C++11: Too Much, Too Late

This brings me to my main disappointment with the new C++ standard that it was too slow in coming. It also shows all the signs of design by committee by trying to cater for every possible wish and whim but in the process being overly complex. You have heard of the saying too little, too late, but in this case I think it is a case of too much, too late.

Moreover, the new standard gives the impression that it is trying to play catchup with C#. I don't know if that is true. Maybe some of the new features were proposed for C++ a long time ago but managed to find their way into C# first because the C++ standardization process took so long.

Almost all the new features have been available in C# for many years: lambdas, auto keyword (var in C#), safer enums, initializer lists, threading support, etc.

It's surprising that regular expressions have not made it into the C++ or even C run-time library until now. After all regular expressions have been part of C and UNIX almost from the start, for example in the utility grep.
Regular expressions are another example. The regular expressions provided in C++11 are comprehensive, supporting almost all known implementations of regular expressions; just one type would have been sufficient. And again a standard regular expression library would have been so very useful to me if it had appeared sooner. Nowadays, many text files use XML with schema and regular expressions are less useful. (I will write about this in a blog post soon about: text files, .INI files, serialization, regular expressions, XML, etc.)

Conclusion

Lambda functions are an example of the trend towards making code easier to scan and understand by getting rid of superfluous stuff (in this case unnecessary identifiers). I talk more about this in my post from last year on Self Describing Code.

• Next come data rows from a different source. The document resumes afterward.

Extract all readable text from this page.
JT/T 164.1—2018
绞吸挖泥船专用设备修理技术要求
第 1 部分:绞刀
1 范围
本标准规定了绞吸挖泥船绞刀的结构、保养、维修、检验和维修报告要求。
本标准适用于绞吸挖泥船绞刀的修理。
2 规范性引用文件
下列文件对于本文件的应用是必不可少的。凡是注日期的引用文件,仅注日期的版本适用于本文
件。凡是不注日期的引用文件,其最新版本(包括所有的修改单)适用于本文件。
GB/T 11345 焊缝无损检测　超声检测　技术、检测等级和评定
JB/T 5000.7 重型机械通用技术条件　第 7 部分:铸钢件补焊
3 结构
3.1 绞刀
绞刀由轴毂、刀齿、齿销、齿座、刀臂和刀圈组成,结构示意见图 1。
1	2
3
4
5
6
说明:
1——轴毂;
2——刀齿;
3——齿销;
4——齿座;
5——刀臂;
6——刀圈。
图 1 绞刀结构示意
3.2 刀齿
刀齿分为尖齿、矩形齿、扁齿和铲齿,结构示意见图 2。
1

The main reason I like the addition of lambdas to C++11 is that they make using the STL so much easier in areas like creating custom predicates. Unfortunately, it has been 15 years since I first used the STL, so it could have happened a bit sooner!

If you have read my blog much, you may know that I like much of C#. Indeed, C# has had Lambda functions for years. However, the combination of the STL and lambdas is a great boon. [C# is lacking compared to the STL in simplicity and consistency esp. the hodge podge of containers. However, I do believe that .Net's LINQ is a great technology that actually builds on some of the ideas of the STL algorithms.]